Aufstockung von Gebäuden: Neue Wohnungen entstehen auf Berlins Dächern
Berlin - Barbara Hendricks (SPD) steht auf der Dachterrasse des 25-stöckigen Hochhauses am Platz der Vereinten Nationen in Friedrichshain. Viele freie Grundstücke sieht die Bauministerin zwar nicht von hier oben, doch hat Hendricks trotzdem noch jede Menge Platz zum Bauen ausgemacht: auf den Dächern der Stadt.

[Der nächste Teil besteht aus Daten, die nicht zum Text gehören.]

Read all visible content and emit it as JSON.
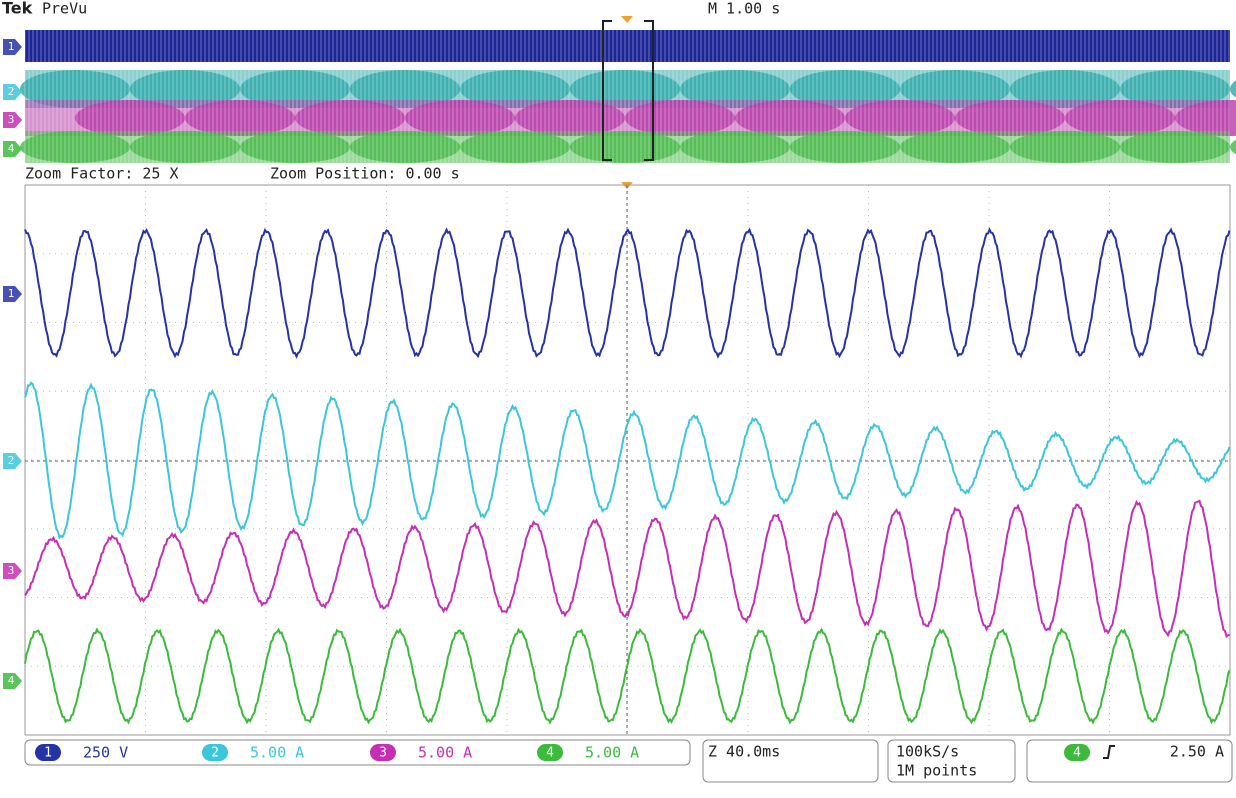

Es ist Donnerstagmittag und die Bauministerin hat bei einer Rundfahrt zu Bau- und Klimaschutzprojekten in der Hauptstadt einen Stopp eingelegt, um sich über Pläne zur Dachaufstockung in der Berliner Innenstadt zu informieren.
Für Hendricks ist diese Form des Neubaus besonders gut geeignet: „Sie haben das Grundstück, das müssen sie nicht erwerben, und sie müssen auch keine Grunderwerbssteuer zahlen“, zählt sie die Vorteile auf. Zudem sei die Dachaufstockung für die Umwelt besser, weil keine zusätzlichen Flächen versiegelt werden. Sogar die Mieter in den Wohnungen, über denen das Dach ausgebaut wird, würden noch profitieren. Weil sie einen Aufzug erhalten.

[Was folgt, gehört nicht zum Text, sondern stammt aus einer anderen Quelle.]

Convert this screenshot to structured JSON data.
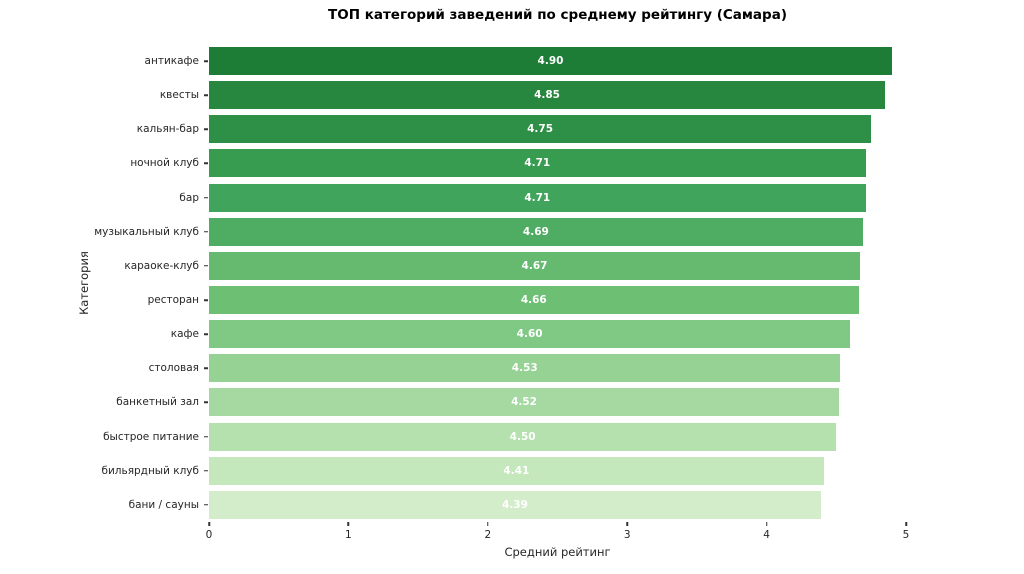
{
  "chart_data": {
    "type": "bar",
    "orientation": "horizontal",
    "title": "ТОП категорий заведений по среднему рейтингу (Самара)",
    "xlabel": "Средний рейтинг",
    "ylabel": "Категория",
    "xlim": [
      0,
      5
    ],
    "xticks": [
      "0",
      "1",
      "2",
      "3",
      "4",
      "5"
    ],
    "grid": false,
    "legend": false,
    "background": "#ffffff",
    "value_label_color": "#ffffff",
    "categories": [
      "антикафе",
      "квесты",
      "кальян-бар",
      "ночной клуб",
      "бар",
      "музыкальный клуб",
      "караоке-клуб",
      "ресторан",
      "кафе",
      "столовая",
      "банкетный зал",
      "быстрое питание",
      "бильярдный клуб",
      "бани / сауны"
    ],
    "values": [
      4.9,
      4.85,
      4.75,
      4.71,
      4.71,
      4.69,
      4.67,
      4.66,
      4.6,
      4.53,
      4.52,
      4.5,
      4.41,
      4.39
    ],
    "value_labels": [
      "4.90",
      "4.85",
      "4.75",
      "4.71",
      "4.71",
      "4.69",
      "4.67",
      "4.66",
      "4.60",
      "4.53",
      "4.52",
      "4.50",
      "4.41",
      "4.39"
    ],
    "bar_colors": [
      "#1d7d37",
      "#28873f",
      "#2e9046",
      "#379c50",
      "#40a45c",
      "#4fad63",
      "#65ba70",
      "#6dc073",
      "#80c985",
      "#96d294",
      "#a5d9a1",
      "#b5e1ae",
      "#c4e8bc",
      "#d3edca"
    ]
  }
}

Der wichtigste Verbündete der Ministerin an diesem Tag ist die Wohnungsbaugesellschaft Mitte. „Wir stehen vor der Aufgabe, in den nächsten Jahren 10.000 Wohnungen bauen zu dürfen“, sagt WBM-Geschäftsführer Jan Robert Kowalewski.
Plattenbauten werden zuerst aufgesteckt
Neben großen Neubauprojekten wie in der Spandauer Wasserstadt habe die WBM die Dachaufstockungen „in den Fokus“ der Quartiersentwicklungen genommen, sagt er. Der Grund: Die WBM hat nur begrenzt Grundstücke. Zunächst sollen auf Plattenbauten aus DDR-Zeiten Wohnungen in modularer Bauweise aufgesetzt werden, sagt Kowalewski. Vom Plattenbautyp Q3A gebe es beispielsweise in Berlin 29.000 Wohnungen, einige davon besitze die WBM.
In einem Quartier an der Stralauer Allee in Friedrichshain will die WBM den Dachaufbau in modularer Bauweise beginnen. Dort sollen 200 bis 300 Wohnungen errichtet werden, so der Chef der Wohnungsbaugesellschaft. Durch eine hohe Vorfertigung der Bauelemente solle die Belastung der Bewohner während der Bauzeit gering gehalten werden. In ganz Berlin gebe es ein Potenzial zum Bau von rund 50.000 Wohnungen auf den Dächern, sagt Bausenator Andreas Geisel (SPD). Auf die Frage, wie hoch die Mieten in den Dachgeschosswohnungen der WBM sein werden, sagt ein Mitarbeiter der Wohnungsbaugesellschaft, dass die geförderten Wohnungen zu Quadratmetermieten von 6,50 Euro kalt angeboten werden, die übrigen würden „um die zwölf Euro“ kosten. Das ist Bausenator Andreas Geisel zu viel. Eine Miete „zwischen acht und zehn Euro“ pro Quadratmeter sei das Ziel, sagt er.
Hohe Herstellungskosten
Wirklich preiswert dürften Dachgeschosswohnungen aber eher nicht werden. Wegen hoher Herstellungskosten könnten sie eher einen Beitrag zur Ausweitung des Wohnungsangebots im mittleren als im unteren Preissegment leisten, heißt es in einer Studie des Bundesinstituts für Bau-, Stadt- und Raumforschung.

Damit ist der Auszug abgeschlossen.